Alejandro Huergo, responsable de Comunicación de
Renfe-Operadora, apuntó ayer que la compañía no tuvo responsabilidad en
la avería, ya que ésta se debió «a la catenaria, que es competencia de
Adif. Se está investigando completamente el desprendimiento, que es
ajeno a nosotros».
Huergo aseguró que este tipo de incidencias son
«puntuales» y que la compañía hizo todo lo posible por atender bien a
los 600 pasajeros afectados. Así, «enviamos gente de Valladolid al tren
para que informaran a los viajeros.
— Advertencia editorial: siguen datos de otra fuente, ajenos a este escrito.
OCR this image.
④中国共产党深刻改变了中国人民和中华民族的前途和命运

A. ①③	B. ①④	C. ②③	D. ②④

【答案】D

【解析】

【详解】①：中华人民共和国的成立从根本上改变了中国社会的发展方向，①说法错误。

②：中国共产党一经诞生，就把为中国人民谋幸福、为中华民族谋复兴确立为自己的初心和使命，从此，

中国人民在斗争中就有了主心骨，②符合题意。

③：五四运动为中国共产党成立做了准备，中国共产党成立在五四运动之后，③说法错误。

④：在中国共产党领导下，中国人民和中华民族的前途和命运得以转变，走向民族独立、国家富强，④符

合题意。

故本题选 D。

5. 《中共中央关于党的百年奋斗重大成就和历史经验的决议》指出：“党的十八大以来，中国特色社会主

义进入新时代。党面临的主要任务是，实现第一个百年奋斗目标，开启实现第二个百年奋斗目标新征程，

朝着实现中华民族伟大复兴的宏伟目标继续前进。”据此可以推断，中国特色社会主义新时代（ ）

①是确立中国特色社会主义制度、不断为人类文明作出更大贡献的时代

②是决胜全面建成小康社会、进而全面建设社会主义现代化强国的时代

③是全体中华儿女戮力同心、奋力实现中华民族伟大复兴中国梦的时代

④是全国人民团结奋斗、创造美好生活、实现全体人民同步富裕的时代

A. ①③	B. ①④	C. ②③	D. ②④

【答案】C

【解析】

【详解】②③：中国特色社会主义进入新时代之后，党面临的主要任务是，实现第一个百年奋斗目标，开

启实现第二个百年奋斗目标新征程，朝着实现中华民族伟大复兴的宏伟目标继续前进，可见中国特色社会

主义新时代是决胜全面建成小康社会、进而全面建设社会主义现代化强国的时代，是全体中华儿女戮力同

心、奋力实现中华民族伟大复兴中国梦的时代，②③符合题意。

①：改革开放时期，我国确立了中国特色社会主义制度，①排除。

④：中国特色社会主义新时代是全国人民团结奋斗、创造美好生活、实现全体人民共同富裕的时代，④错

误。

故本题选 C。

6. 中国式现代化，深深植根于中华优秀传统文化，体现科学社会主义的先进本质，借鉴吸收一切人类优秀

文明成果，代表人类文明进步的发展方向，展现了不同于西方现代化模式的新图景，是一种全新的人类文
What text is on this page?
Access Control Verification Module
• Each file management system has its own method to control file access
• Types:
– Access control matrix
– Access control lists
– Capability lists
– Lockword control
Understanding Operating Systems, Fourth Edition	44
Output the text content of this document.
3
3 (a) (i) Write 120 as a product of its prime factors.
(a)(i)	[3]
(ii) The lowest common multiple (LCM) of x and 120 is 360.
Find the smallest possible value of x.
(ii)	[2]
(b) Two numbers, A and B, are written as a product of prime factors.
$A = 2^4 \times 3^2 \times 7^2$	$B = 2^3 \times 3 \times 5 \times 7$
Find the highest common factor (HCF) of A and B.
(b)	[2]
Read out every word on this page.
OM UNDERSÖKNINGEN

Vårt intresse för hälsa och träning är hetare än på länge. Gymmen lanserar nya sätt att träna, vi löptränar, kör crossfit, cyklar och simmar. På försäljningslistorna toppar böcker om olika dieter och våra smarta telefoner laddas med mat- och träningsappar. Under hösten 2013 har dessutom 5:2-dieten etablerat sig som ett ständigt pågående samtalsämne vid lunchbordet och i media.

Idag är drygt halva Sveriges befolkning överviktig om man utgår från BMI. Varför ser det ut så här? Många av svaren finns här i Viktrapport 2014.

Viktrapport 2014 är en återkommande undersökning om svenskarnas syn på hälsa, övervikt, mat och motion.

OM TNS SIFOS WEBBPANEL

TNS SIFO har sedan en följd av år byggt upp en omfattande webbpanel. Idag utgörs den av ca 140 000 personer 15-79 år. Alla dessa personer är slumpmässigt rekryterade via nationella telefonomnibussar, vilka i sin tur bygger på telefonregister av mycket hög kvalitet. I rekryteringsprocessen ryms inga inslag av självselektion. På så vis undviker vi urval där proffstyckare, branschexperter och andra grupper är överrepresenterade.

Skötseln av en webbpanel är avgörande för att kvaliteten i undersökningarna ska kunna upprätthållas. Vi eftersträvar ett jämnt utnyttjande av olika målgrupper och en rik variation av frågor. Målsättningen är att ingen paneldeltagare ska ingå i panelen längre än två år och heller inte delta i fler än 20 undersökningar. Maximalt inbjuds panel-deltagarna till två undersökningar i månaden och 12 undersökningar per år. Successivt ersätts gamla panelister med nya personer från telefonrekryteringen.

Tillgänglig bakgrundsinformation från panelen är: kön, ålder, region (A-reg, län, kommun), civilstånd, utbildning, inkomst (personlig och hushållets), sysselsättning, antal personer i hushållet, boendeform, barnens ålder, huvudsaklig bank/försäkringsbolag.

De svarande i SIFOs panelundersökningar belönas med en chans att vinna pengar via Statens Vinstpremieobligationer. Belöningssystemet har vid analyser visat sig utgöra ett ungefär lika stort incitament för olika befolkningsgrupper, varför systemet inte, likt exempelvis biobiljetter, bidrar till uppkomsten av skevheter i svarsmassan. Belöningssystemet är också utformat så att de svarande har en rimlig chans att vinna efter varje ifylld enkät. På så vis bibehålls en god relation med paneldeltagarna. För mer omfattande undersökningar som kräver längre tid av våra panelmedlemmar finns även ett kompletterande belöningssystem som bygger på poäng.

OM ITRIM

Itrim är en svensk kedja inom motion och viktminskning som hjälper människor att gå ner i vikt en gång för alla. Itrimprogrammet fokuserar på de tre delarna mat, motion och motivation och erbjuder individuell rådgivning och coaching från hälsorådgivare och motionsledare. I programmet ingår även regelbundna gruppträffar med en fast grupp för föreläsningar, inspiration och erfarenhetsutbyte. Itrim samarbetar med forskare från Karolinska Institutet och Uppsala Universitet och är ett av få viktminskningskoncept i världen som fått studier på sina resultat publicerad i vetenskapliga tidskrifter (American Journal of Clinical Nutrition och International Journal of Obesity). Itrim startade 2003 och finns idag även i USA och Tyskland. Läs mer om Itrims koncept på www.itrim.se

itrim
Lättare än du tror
Se les dijo que todo estaba en vías
de solución y que iba a llegar un tren de rescate. Además de tener
informado a todo el mundo, se mantuvo el túnel iluminado en todo
momento», explicó el responsable de Comunicación.
Baterías agotadas
En cuanto a las condiciones en el interior de los
vagones, Alejandro Huergo señaló que «el frío es inevitable, ya que si
no se puede mantener la tensión eléctrica, las baterías del tren se
agotan. Se trataba de dos trenes unidos y es cierto que las baterías del
de cola no aguantaron».
Sobre las críticas vertidas por los pasajeros a través de
las redes sociales, Renfe reconoce que se pudo haber cometido errores
de comunicación 'in situ' y comprende que los afectados quieran que los
planes de contingencia se desplieguen más rápido. No obstante, Huergo
explicó que, «una vez que se informa al puesto de mando, hay que enviar
una máquina exploradora para que evalúe la avería. Una hora después del
incidente se vio que habían caído 80 metros de catenaria».
Comprobada la situación, se decidió evacuar el convoy,
pero que el cable eléctrico estuviera en el suelo hacía muy peligroso
que los viajeros cargados de maletas abandonaran el tren por las vías.
Además, se calcula que se tardaría tanto conseguir taxis y autobuses
suficientes para llevar a los 600 pasajeros hasta Valladolid como en
llegar otro tren. Por ello, Renfe decidió enviar un convoy de rescate
para transbordar a todo el pasaje. «La evacuación se hizo con diligencia
y los viajeros se comportaron de forma exquisita. La mayoría era gente
joven y estaban tranquilos».
Sólo 150 vehículos
En cuanto a los problemas registrados a la salida de la
estación de Chamartín por la falta de transporte público a las tres de
la mañana para llevar a los pasajeros a sus casas, el responsable de
Comunicación de Renfe-Operadora informó de que «hay que tener en cuenta
que era la noche de un día festivo. Llamamos a Radio-Taxi y a Tele-Taxi
advirtiendo de que llegaban 600 pasajeros y que necesitábamos 500 taxis.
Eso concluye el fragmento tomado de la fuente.